The Adventure of the Crooked Man: Summary & Analysis

Instructor: Della McGuire

Della has been teaching secondary and adult education for over 20 years. She holds a BS in Sociology, MEd in Reading, and is ABD on the MComm in Storytelling.

In this lesson, we will summarize and analyze 'The Adventure of the Crooked Man' by Sir Arthur Conan Doyle. This is a Holmes and Watson story that has the duo looking into the mysterious death of Colonel Barclay.

The Canon of Sherlock Holmes

Sir Arthur Conan Doyle's stories about the adventures of Sherlock Holmes and John Watson follow a particular pattern. They start with Holmes inviting Watson in on a mystery, complaining of boredom, and demonstrating his deductive prowess. The pair investigate the mystery, and the story culminates in chasing and capturing the guilty culprit. Watson then resolves the story with a discussion with Holmes to go over his reasoning. For the most part, 'The Adventure of the Crooked Man' follows this pattern. The key difference is that, in this story, Watson and Holmes seek to prove someone innocent rather than guilty.


'The Adventure of the Crooked Man' begins with Holmes coming by Watson's house a bit late at night. He tells Watson about a case he is investigating. He is missing key information to solve the case and hopes discussing it with Watson will help.

Colonel Barclay had risen up through the ranks from a basic infantryman to the leader of a squadron. He and his wife enjoyed the power and popularity stemming from such a position. Their standing in the community made the case all the more shocking when Barclay was found dead and Mrs. Barclay was the only one present. She was suspected of murdering him because they had been arguing when he died.

Holmes seeks to prove her innocence because he thinks there is more to the story. He and Watson go to the town to investigate. They learn that the argument between the Colonel and Mrs. Barclay, and the Colonel's subsequent death, took place in a locked room, the key to which had gone missing. They also learn from the house staff that the name 'David' was overheard during the argument, though no one knew anyone by that name. The Colonel appeared to have died of a blow to the head, and because Mrs. Barclay was too stunned by what happened to explain or defend herself, she was going to be charged with murdering her husband.

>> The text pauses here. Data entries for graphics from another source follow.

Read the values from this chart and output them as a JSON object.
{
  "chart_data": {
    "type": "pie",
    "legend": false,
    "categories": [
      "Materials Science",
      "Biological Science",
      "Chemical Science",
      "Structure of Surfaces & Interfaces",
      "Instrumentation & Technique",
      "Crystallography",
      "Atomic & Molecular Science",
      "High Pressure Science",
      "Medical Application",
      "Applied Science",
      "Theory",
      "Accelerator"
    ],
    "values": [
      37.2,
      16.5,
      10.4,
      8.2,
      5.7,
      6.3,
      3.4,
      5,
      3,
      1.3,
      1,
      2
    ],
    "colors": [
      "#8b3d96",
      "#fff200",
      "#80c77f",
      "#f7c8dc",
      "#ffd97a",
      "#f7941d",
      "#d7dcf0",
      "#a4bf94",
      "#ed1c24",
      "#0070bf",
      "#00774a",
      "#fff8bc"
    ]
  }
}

In the investigation, they discover that, prior to the Colonel's death, Mrs. Barclay had seen a man named Henry Wood while doing charity work with her friend, Miss Morrison. Henry Wood and Mrs. Barclay had a short conversation, and Miss Morrison said that it seemed to upset Mrs. Barclay very much. Mrs. Barclay swore Morrison to secrecy and went home to confront her husband.

Turns out, Henry Wood was Mrs. Barclay's first love, but her husband, the Colonel, had sent him on a suicide mission so that he could marry her himself. Holmes and Watson then find Mr. Wood and discover what really happened: Barclay died of fright upon seeing that Mr. Wood had survived. They conclude that he must have felt like he had seen a ghost and dropped dead of fear and guilt, hitting his head on the way down.


'The Adventure of the Crooked Man' offers several points of analysis based on the elements of a story. We will look at a few of these story elements to see how they work to shape the tale.


The characters in the story are interesting in that there are two 'crooked' men: the man who looks crooked because of his body deformities (Henry Wood,) and the presumably honorable Colonel Barclay, who is actually morally crooked. Barclay is considered a man of high social and professional status, but he commits a terrible act. Wood is of low social status and is more morally upright than Barclay when he confesses to his role in the events at the risk of arrest in order to save Mrs. Barclay.


Of course the setting plays a significant role in the story because the scene of the crime is a locked room where only Mrs. Barclay was present, indicating she may be the culprit. These kinds of locked room mysteries are popular in Doyle's work.

The story takes place during a time when women were not likely to remain unmarried, so the time period also impacts the story. In a more modern setting, Mrs. Barclay might not necessarily have needed to marry someone at all after her betrothed (Mr. Wood) was presumably killed.